Comme tout le reste au Japon, les prisons sont propres, ordonnées et sûres. Mais les réformateurs ayant enquêté sur les pires prisons du monde carcéral disent que celles du Japon sont parmi les plus cruelles, en raison du contrôle psychologique qu’elles exercent sur les prisonniers.

Les règles y sont draconiennes. Les contacts visuels avec les gardiens sont interdits la plupart du temps, et, quand ils sont autorisés, ils doivent s’accompagner d’un sourire, en signe de soumission. Certains travaux sont une torture morale (plier et déplier des papiers en huit). Discussions et lectures sont interdites, la majeure partie du temps.

Un ex-détenu raconte qu’ils devaient rester assis, jambes croisées, toute la journée et que ses compagnons avaient le derrière noir d’escarres. Deux de ses condisciples de cellule se sont suicidés quand ils ont perdu leur statut de prisonniers exemplaires.

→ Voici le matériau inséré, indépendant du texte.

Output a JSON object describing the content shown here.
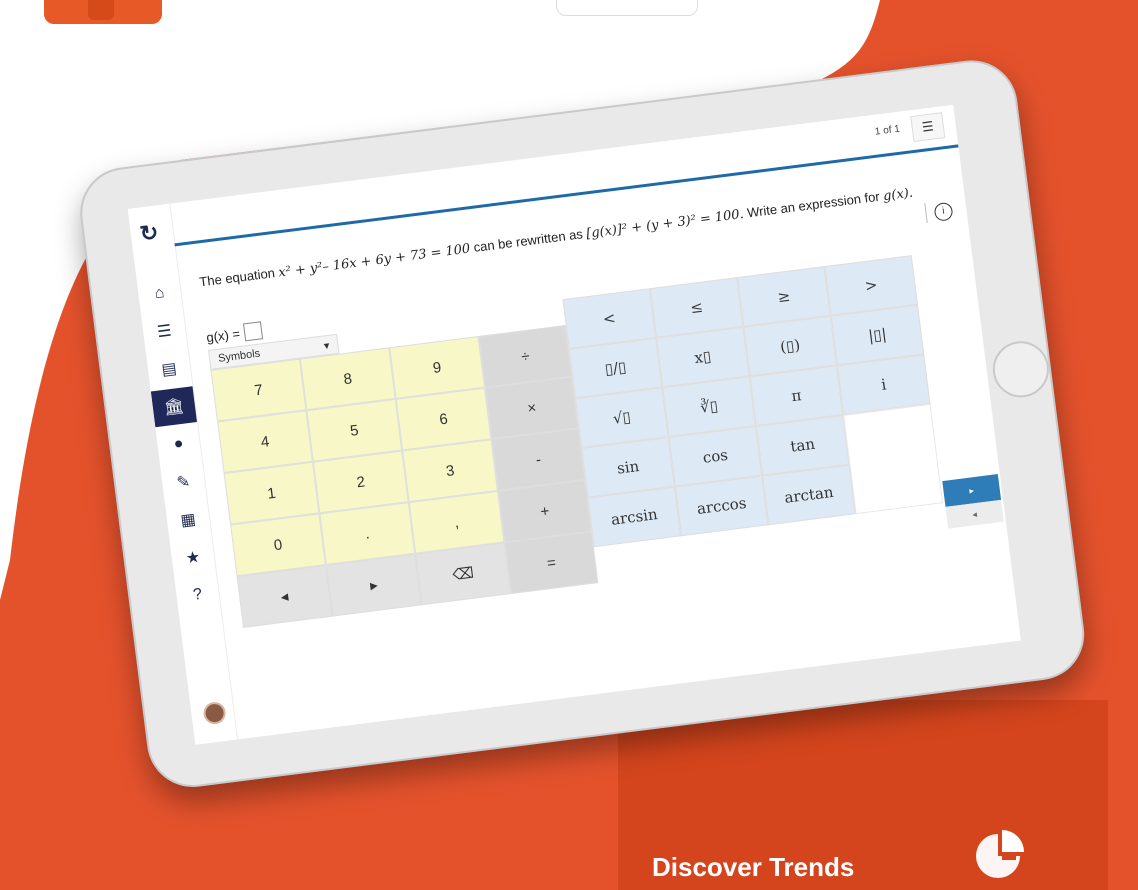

Les condamnés à mort subissent un traitement pire encore: ils ne savent pas quand ils seront exécutés et pensent que chaque jour est leur dernier.

Les Japonais ne sinquiètent pas de cette situation, car ils se voient plus en victimes qu’en agresseurs.

En 2009, l’arrivée au pouvoir du Parti Démocratique aurait pu changer les choses, mais en 2012, le Parti Libéral Démocrate a repris les rênes et durci la politique carcérale, multipliant les exécutions.

Un changement pourrait venir des juges, comme celui qui a fait libérer Iwao Hakamada en accusant les autorités d’avoir fabriqué des preuves. Mais ils attendent bien souvent l’âge de la retraite avant d’oser agir.